Но он промолчал. Такой взрыв эмоций всегда подозрителен, тем более у сдержанного, уравновешенного Хайнца.
Так много надо ей сказать… и никогда не будет сказано.
– Знаешь, какая моя первая и последняя глупость в жизни? То, что я женился не на тебе, а на другой женщине, – пошутил он.
Шутка получилась под стать настроению.
Он надел защитный костюм, взял дозиметр. Добросовестно обсудил с заметно паникующими инженерами возможные меры.
Оставил их и, стараясь двигаться легко и непринужденно, пошел к двери в реакторный зал.
Поднес к замку магнитную карточку и набрал код, известный только так называемому «ближнему кругу».
Несколько секунд постоял перед зажужжавшей открываемыми замками дверью.
Дверь в преисподнюю.
Открыть ее и войти – значит подписать самому себе смертный приговор. Работать в реакторном зале он сможет. Если, конечно, температура не поднялась выше, чем показывали последние замеры.
Но когда он выйдет оттуда, жить ему останется считаные дни, если не часы.
Каким он приехал в Швецию и каким стал теперь! Это страна научила его понимать, что такое свобода и демократия. Шведы этого не понимают – последние поколения просто ничего другого не видели.
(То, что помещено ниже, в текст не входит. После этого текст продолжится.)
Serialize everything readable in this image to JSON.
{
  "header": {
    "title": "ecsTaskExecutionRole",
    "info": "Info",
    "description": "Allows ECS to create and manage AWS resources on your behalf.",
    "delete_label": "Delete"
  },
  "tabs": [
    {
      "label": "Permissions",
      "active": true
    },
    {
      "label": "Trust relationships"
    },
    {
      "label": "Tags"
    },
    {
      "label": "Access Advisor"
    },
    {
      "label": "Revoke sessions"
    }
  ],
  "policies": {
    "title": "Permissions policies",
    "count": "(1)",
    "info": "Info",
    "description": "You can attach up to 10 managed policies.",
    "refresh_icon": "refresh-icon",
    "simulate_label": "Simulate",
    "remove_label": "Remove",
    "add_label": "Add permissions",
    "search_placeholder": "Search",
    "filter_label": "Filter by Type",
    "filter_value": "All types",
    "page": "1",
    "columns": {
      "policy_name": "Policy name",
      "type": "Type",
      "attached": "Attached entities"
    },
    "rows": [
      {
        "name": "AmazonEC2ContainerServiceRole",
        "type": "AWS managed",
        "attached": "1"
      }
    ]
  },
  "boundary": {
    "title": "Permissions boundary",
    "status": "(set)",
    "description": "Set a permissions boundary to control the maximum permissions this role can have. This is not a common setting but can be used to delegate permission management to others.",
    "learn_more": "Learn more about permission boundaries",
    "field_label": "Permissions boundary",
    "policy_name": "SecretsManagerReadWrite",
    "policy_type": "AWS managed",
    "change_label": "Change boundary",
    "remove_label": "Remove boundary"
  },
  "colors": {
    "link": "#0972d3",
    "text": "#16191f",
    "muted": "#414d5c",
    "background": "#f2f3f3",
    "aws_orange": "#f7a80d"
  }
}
Они вечно бурчат, вечно недовольны… идиоты.
Он подумал о Марианн, о детях и, конечно, о маленькой Туве.
Тува.
Что с ней будет, когда она вырастет?
Этого ему узнать не дано. Но ради того, чтобы у нее было будущее, стоит умереть.
На память пришел стих Гёте, выученный еще в школе.
Ощущение красоты и бренности окружающего нас мира. А последние строчки были словно адресованы ему, Браунхаймеру:
Он отодвинул тяжелую стальную дверь и вошел в зал. Единственный выход – вручную открыть вентиль затопления реактора морской водой.
Агент Центра Хайнц Браунхаймер твердо решил спасти атомную станцию «Форсмарк».